Rod Serling would love this place, he thought.
Feeling apprehensive about being in such a situation, Ralph decided to sit this dream out. But, quite unexpectedly, a group of red-white-and-blue people came charging toward him, carrying apple pies and baseballs and brandishing Coney dogs, with obvious intent to do mischief.
Ralph sprang to his feet and began running. Before he knew it, he had run over the edge of a cliff. This has happened to me before, he thought. I’ve had this nightmare before.

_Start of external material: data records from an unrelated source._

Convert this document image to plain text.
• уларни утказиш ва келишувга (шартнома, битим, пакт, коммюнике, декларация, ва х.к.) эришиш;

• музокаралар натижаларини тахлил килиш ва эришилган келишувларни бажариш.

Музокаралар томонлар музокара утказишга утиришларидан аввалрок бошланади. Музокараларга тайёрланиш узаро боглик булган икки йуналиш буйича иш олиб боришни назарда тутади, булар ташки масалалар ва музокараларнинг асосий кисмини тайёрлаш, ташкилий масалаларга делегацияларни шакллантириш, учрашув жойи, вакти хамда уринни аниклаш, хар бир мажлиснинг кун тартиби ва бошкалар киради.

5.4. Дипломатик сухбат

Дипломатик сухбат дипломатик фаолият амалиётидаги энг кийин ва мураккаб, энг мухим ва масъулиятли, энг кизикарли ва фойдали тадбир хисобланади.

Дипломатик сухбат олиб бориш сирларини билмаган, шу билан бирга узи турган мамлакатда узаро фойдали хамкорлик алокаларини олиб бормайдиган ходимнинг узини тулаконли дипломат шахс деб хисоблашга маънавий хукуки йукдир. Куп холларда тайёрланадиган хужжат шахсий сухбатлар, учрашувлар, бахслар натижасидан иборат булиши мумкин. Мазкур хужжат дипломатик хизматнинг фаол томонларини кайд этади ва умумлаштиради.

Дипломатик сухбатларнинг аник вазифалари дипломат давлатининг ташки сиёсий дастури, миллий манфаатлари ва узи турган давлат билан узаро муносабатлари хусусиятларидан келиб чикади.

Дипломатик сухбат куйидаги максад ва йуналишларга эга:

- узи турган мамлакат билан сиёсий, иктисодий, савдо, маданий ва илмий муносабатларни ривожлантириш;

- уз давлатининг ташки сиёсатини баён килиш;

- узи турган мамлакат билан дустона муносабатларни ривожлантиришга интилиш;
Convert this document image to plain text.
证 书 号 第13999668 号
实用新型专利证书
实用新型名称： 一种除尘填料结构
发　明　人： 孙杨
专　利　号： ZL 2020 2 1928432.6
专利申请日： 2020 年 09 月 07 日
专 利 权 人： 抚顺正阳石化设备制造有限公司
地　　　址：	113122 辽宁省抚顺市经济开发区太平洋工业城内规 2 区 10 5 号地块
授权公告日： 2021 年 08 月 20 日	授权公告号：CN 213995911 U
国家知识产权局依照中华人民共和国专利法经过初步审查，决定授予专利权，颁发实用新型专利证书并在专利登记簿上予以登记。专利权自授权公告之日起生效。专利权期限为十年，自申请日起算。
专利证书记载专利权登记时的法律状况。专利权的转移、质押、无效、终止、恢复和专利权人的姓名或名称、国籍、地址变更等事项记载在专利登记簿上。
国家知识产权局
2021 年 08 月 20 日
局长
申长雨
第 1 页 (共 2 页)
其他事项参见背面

I suddenly find myself falling and then I wake up, breathing heavily and all shook up. I always wake up during the fall. I never hit the ground. The shock of falling always wakes...
He woke up groggy with a terrible headache. He was in a small room, flat on his back in bed. Somebody next to him behind a curtain on his left was complaining about the food. His wife was sitting on his right.
“Where am I?” he said.
“You’re in the hospital,” said Mimi. “For some reason you were in the rock quarry. You must have fallen over the edge. You broke both your legs, and you have a concussion and various other bumps and bruises. You could have killed yourself!”
“It was a nightmare and I was being chased,” he tried to explain. “I had been watching an old war movie so the red-white-and-blue people on the attack must be related to that. The Coney dog I had for lunch must not have sat well in my stomach and that triggered it.”
“What are you talking about?” said Mimi. “Does this have something to do with that stupid dream machine of yours?”
“It’s not stupid,” Ralph protested. “I’m just working out some glitches. I’ll fix it.”
“It’s going to fix you,” Mimi intoned. And just then a nurse entered the room.
“I’m here for your blood transfusion,” the nurse said, baring her teeth in a broad smile that revealed vampire fangs.
This nightmare is still going on, Ralph thought, as he vowed to stop watching late night TV movies and struggled mightily to wake up.